Supported by the Department of Health, nurses from the clinics in the area explained the right that these young ladies have to healthcare and encouraged them to seek advise if they were experiencing problems or had further questions relating to menstruation and the changes that occur in a young girls body as they enter women-hood.
“What’s even more exciting is that we have formed a partnership with the Stellenbosch municipality and the Department of Education to expand our reach on an annual basis and encourage other key players in industry to get involved to make a difference,” says Ronald.
Stellenbosch Municipality Communications Manager Stuart Grobbelaar says the municipality is aware that absenteeism from school due to a lack of sanitary products is a reality for many.
“We therefore wanted to get involved in this initiative in a sustainable and collaborative way that builds relationships and connects with different stakeholders instead of just gathering donations to be dropped off at schools,” he says.
The reusable Subzpads are developed, designed and manufactured by Sue Barnes, founder of Project Dignity, and are made of five layers of specialised fabrics. “It’s an all-fabric product that uses no chemicals or gels for absorption, and is essentially a health product that is also eco-friendly,” she says.
“We think long and hard about how to allocate our CSI funds as we don’t just want to be a corporate that signs a cheque; we want to understand the challenges that are facing a community and provide sustainable solutions. These pads were specifically chosen because they are reusable and are designed to last for five years. As a result, we reduce the monthly demand on sanitary products by these young girls, which in turn allows us to expand out reach,” concludes Ronald.
A social worker has welcomed the initiative, saying it’s vital that the scourge of period-related school absenteeism be addressed and that girls are also taught about the changes to their bodies during puberty, setting them up to make more responsible decisions during their schooling years.
She says, “When young girls experience their first period, they are often unsure of what is happening to them and think that they are suffering from a disease. They even fear that they are dying.”
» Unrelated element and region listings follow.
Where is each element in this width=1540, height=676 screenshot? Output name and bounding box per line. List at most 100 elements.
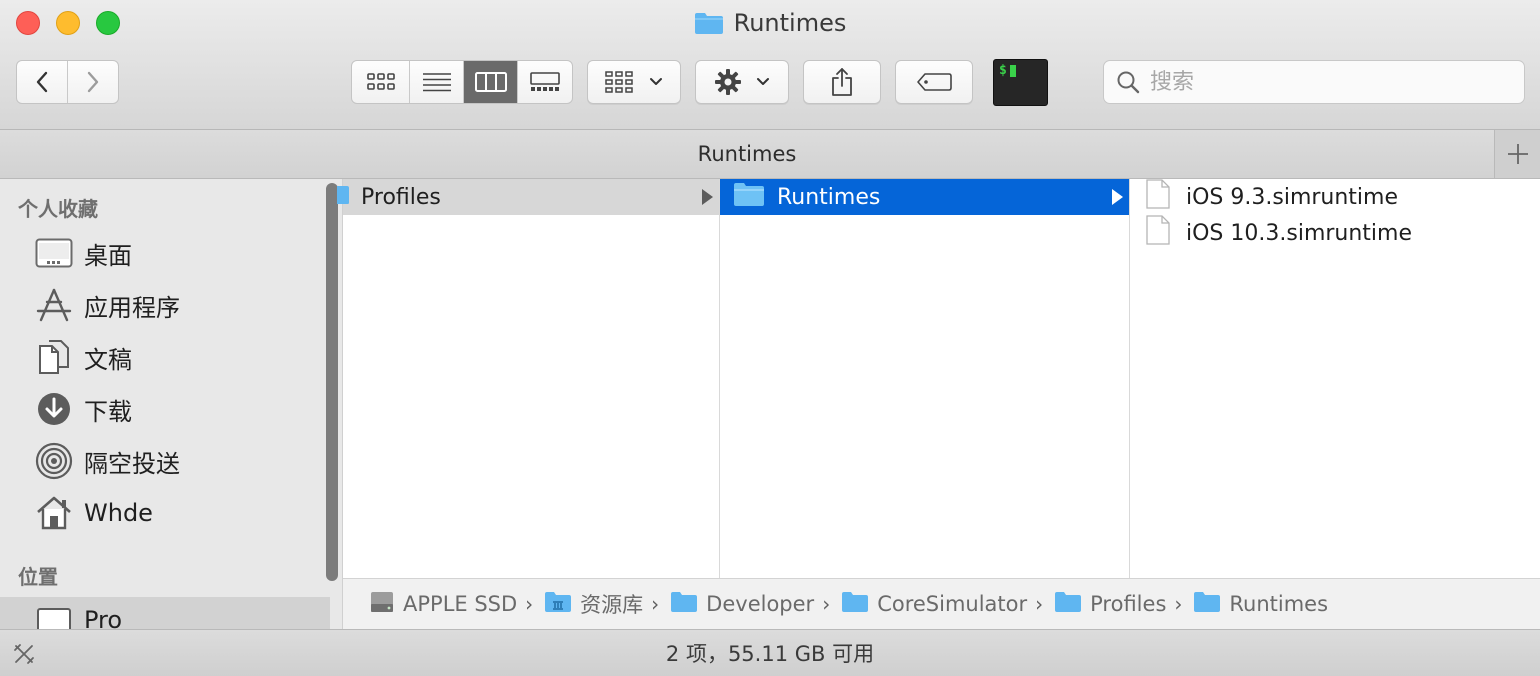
- list-view-button[interactable]: [410, 61, 464, 103]
- sidebar-item-applications[interactable]: 应用程序: [0, 282, 330, 328]
- group-by-button[interactable]: [587, 60, 681, 104]
- terminal-prompt: $: [999, 63, 1007, 78]
- disclosure-arrow-icon: [702, 189, 713, 205]
- sidebar-scrollbar[interactable]: [326, 183, 338, 581]
- chevron-right-icon: [87, 71, 99, 93]
- downloads-icon: [34, 389, 74, 429]
- sidebar-item-label: Pro: [84, 606, 123, 629]
- item-label: Runtimes: [777, 184, 881, 210]
- path-item-apple-ssd[interactable]: APPLE SSD: [369, 589, 517, 620]
- sidebar-item-documents[interactable]: 文稿: [0, 334, 330, 380]
- path-separator: ›: [1174, 592, 1183, 616]
- chevron-left-icon: [36, 71, 48, 93]
- folder-icon: [841, 591, 869, 618]
- crumb-label: Developer: [706, 592, 815, 616]
- plus-icon: [1507, 144, 1528, 164]
- list-item-profiles[interactable]: Profiles: [337, 179, 719, 215]
- path-item-library[interactable]: 资源库: [544, 589, 643, 619]
- status-text: 2 项，55.11 GB 可用: [665, 642, 875, 666]
- search-input[interactable]: [1150, 69, 1510, 95]
- sidebar-item-downloads[interactable]: 下载: [0, 386, 330, 432]
- terminal-shortcut-button[interactable]: $: [993, 59, 1048, 106]
- column-2: Runtimes: [720, 179, 1130, 578]
- icon-view-button[interactable]: [352, 61, 410, 103]
- window-title-text: Runtimes: [733, 9, 847, 37]
- list-item-file[interactable]: iOS 10.3.simruntime: [1130, 215, 1539, 251]
- tab-bar: Runtimes: [0, 130, 1540, 179]
- crumb-label: Profiles: [1090, 592, 1167, 616]
- navigation-buttons: [16, 60, 119, 104]
- sidebar-item-label: 下载: [84, 397, 132, 426]
- gear-icon: [715, 69, 741, 95]
- documents-icon: [34, 337, 74, 377]
- path-separator: ›: [822, 592, 831, 616]
- search-icon: [1117, 71, 1140, 94]
- folder-icon: [337, 183, 351, 211]
- sidebar-item-label: Whde: [84, 499, 153, 527]
- sidebar-item-label: 桌面: [84, 241, 132, 270]
- folder-icon: [694, 11, 724, 35]
- sidebar-item-airdrop[interactable]: 隔空投送: [0, 438, 330, 484]
- back-button[interactable]: [17, 61, 68, 103]
- path-bar: APPLE SSD › 资源库 › Developer › CoreSimula…: [343, 578, 1540, 629]
- locations-header: 位置: [18, 565, 58, 589]
- crumb-label: CoreSimulator: [877, 592, 1028, 616]
- item-label: Profiles: [361, 184, 441, 210]
- path-item-profiles[interactable]: Profiles: [1054, 591, 1166, 618]
- sidebar-item-desktop[interactable]: 桌面: [0, 230, 330, 276]
- crumb-label: APPLE SSD: [403, 592, 518, 616]
- list-item-runtimes[interactable]: Runtimes: [720, 179, 1129, 215]
- window-toolbar: Runtimes $ 搜索: [0, 0, 1540, 130]
- search-field[interactable]: [1103, 60, 1525, 104]
- terminal-cursor-icon: [1010, 65, 1016, 77]
- tab-runtimes[interactable]: Runtimes: [0, 130, 1494, 178]
- crumb-label: Runtimes: [1229, 592, 1329, 616]
- new-tab-button[interactable]: [1494, 130, 1540, 178]
- list-icon: [422, 73, 451, 92]
- favorites-header: 个人收藏: [18, 197, 98, 221]
- column-browser: Profiles Runtimes iOS 9.3.simruntime iOS…: [337, 179, 1540, 578]
- disclosure-arrow-icon: [1112, 189, 1123, 205]
- applications-icon: [34, 285, 74, 325]
- chevron-down-icon: [757, 78, 769, 85]
- sidebar-item-label: 隔空投送: [84, 449, 180, 478]
- folder-icon: [733, 181, 765, 213]
- column-view-button[interactable]: [464, 61, 518, 103]
- action-menu-button[interactable]: [695, 60, 789, 104]
- computer-icon: [34, 600, 74, 629]
- disk-icon: [369, 589, 395, 620]
- home-icon: [34, 493, 74, 533]
- gallery-view-button[interactable]: [518, 61, 572, 103]
- window-title: Runtimes: [0, 8, 1540, 38]
- forward-button[interactable]: [68, 61, 118, 103]
- folder-icon: [1054, 591, 1082, 618]
- item-label: iOS 9.3.simruntime: [1186, 184, 1399, 210]
- folder-icon: [1193, 591, 1221, 618]
- share-button[interactable]: [803, 60, 881, 104]
- hide-sidebar-icon[interactable]: [12, 642, 36, 671]
- share-icon: [832, 68, 852, 96]
- icon-grid-icon: [366, 73, 395, 90]
- column-1: Profiles: [337, 179, 720, 578]
- desktop-icon: [34, 233, 74, 273]
- airdrop-icon: [34, 441, 74, 481]
- chevron-down-icon: [650, 78, 662, 85]
- sidebar-item-home[interactable]: Whde: [0, 490, 330, 536]
- sidebar-item-label: 应用程序: [84, 293, 180, 322]
- sidebar-item-pro[interactable]: Pro: [0, 597, 330, 629]
- tags-button[interactable]: [895, 60, 973, 104]
- column-3: iOS 9.3.simruntime iOS 10.3.simruntime: [1130, 179, 1540, 578]
- library-folder-icon: [544, 591, 572, 618]
- crumb-label: 资源库: [580, 593, 644, 617]
- document-icon: [1146, 215, 1170, 251]
- path-item-runtimes[interactable]: Runtimes: [1193, 591, 1328, 618]
- columns-icon: [474, 72, 507, 92]
- sidebar-item-label: 文稿: [84, 345, 132, 374]
- path-item-developer[interactable]: Developer: [670, 591, 814, 618]
- path-item-coresimulator[interactable]: CoreSimulator: [841, 591, 1027, 618]
- path-separator: ›: [1035, 592, 1044, 616]
- item-label: iOS 10.3.simruntime: [1186, 220, 1413, 246]
- list-item-file[interactable]: iOS 9.3.simruntime: [1130, 179, 1539, 215]
- view-mode-selector: [351, 60, 573, 104]
- status-bar: 2 项，55.11 GB 可用: [0, 629, 1540, 676]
A principal of one of the participating schools has also welcomed the project, saying that period-related absenteeism is a huge problem in some communities and has a profound effect on the girls’ long-term education. “Their absence from school during their primary years heavily impacts the foundation of vital subjects, making the chances of success in these subjects more challenging as they progress through the school system,” he says.